Dedichiamo a te quest’ultimo ascolto di “C’è tempo”, Elisabetta (ho messo una lampada su quella sedia, lì dove insieme con Marco, quasi sempre in piedi seguivi la Preghiera e per me era una sorta di sicurezza vedervi lì), perché puoi darmi una mano a far capire ai tuoi coetanei, a questi giovani con i quali hai pregato e per i quali stai pregando in questo momento, che il tempo è un dono (il dono del tempo), ma è anche il tempo del dono, perché c’è tempo, c’è tempo… Sembra una bestemmia questa frase, questo passaggio della canzone, ora che la tua partenza è ancora così acerba, eppure tu puoi dirlo più di noi che c’è tempo, cioè un tempo senza tempo nel quale sei entrata e la cui porta è il nostro tempo, Elisabetta.
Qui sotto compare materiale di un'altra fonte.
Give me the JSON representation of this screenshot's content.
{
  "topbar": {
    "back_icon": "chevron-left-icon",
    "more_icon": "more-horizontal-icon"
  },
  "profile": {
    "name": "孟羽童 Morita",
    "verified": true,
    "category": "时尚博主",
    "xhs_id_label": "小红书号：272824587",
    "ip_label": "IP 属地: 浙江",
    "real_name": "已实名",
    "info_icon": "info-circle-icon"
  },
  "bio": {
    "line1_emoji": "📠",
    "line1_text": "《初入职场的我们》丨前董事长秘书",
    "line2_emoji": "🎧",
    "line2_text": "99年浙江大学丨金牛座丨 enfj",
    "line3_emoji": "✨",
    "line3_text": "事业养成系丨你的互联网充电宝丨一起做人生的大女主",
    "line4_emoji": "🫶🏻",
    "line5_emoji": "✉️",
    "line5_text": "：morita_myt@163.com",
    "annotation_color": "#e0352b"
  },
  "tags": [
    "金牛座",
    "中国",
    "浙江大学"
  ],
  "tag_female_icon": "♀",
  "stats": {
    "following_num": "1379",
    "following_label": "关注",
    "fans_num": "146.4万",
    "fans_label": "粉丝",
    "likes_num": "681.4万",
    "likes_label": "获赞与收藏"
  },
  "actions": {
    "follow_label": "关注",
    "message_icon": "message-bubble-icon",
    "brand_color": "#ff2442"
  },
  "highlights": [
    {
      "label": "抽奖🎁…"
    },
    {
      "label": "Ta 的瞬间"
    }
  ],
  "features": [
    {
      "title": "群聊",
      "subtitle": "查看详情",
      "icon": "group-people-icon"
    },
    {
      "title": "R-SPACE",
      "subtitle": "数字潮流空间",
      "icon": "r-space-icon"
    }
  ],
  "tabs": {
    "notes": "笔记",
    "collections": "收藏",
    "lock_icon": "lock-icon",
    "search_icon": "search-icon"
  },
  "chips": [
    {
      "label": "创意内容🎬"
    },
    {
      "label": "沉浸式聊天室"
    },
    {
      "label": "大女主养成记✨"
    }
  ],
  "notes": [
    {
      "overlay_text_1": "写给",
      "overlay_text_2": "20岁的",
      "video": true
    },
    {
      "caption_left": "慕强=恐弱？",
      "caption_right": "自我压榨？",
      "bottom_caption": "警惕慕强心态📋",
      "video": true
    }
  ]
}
Tu lo sai, ma i nostri giovani no, loro sono quelli del vagone, del vagone ben arredato, non riescono a guardare avanti. I nostri giovani, Elisabetta, non sognano più, neanche di notte, allora dà loro una spinta. Fa’ loro comprendere come si può vivere poco ma intensamente, che non è la lunghezza di una vita che dice dell’importanza di una vita. Elisabetta, questa sera, e proprio quasi a quest’ora, quasi tra 20 minuti, è l’anniversario della partenza della mia mamma. Quindi anche questo motivo mi ha portato sul tema del tempo. Ovviamente la tua partenza è di gran lunga più drammatica, e mi riferisco a noi, non per te adesso. Chiedi a Gesù di sciogliere le mani dei nostri giovani, rattrappite, offese, nascoste, mani in tasca, mani chiuse a pugno, tanto più in questi giorni, in questi tempi e nei tempi in cui gli economisti profilano, raccontano, cioè tempi dove torneremo ad essere lupi per i nostri amici. C’era un tempo sognato che bisognava sognare e da questo punto di vista la tua vita è stata compiuta, una vita da sogno, anche quando soffrivi, anche quando venivi alla Preghiera in bandana perché in chemio, anche quando seguivi dall’alto della finestra dell’Episcopio perché avevi la mascherina. Un tempo sognato che bisognava sognare. Ecco, io chiedo a te di tradurre quello che io non riesco a dire ai tuoi coetanei, questa voglia di sognare il tempo che bisogna sognare, che è il tempo della giovinezza, ma che è anche ogni tempo. Allora Elisabetta, adesso che puoi suggerire al tuo Vescovo, che puoi entrare nel cuore, che sai tutto di noi (per Dio e per tutti i defunti noi siamo nudi), conosci di noi ogni risvolto e anche il tempo segreto per te non è più segreto, aiutaci a sognare questo tempo, aiutaci a sognare questo tempo difficile, aiutaci a sognare questo tempo che “bisogna sognare”, altrimenti questa mano diventa sempre più rattrappita e non riusciamo a tenderla, non riusciamo a fare comunione, non riusciamo a stabilire relazioni e non riusciamo a fare Chiesa.

Ecco, stasera il tuo Vescovo ti chiede questo dono. Lo chiede per sé, ma lo chiede alla Chiesa a cui tu ancora appartieni, perché - Elisabetta, tu lo sai, ma i tuoi coetanei non ancora - una Chiesa è fatta di persone che camminano nella storia, ma è fatta ancora di santi, è fatta di quelli che sono già in quel tempo che è finalmente. Il tuo è un tempo che è finalmente, il nostro è un tempo da sognare, è un tempo da investire, è un tempo da arredare, dicevo in qualche Preghiera fa. Aiutaci, e anche quando, a partire dalla prossima Preghiera non metterò la lampada al tuo posto per non essere patetico, tu che stai con noi nella comunione dei santi, spingici a sogni sovversivi, non ai sogni che preferiamo, che ci fanno addormentare, magari “sogni sonniferi”, aiutaci invece a sognare ad occhi aperti, a sognare eccitati, a sognare ciò che ci sembra impossibile e che oggi possiamo realizzare con l’aiuto di Dio e anche attraverso la tua intercessione.

Ci mettiamo in piedi e questa mano adesso tendiamola a chi ci sta accanto, perché è un tempo con la mano tesa. Diciamo insieme: Padre nostro…

 

Benedizione del Vescovo

 

Canto finale: Gesù

 

***

 

Il testo, tratto direttamente dalla registrazione, non è stato rivisto dall’autore.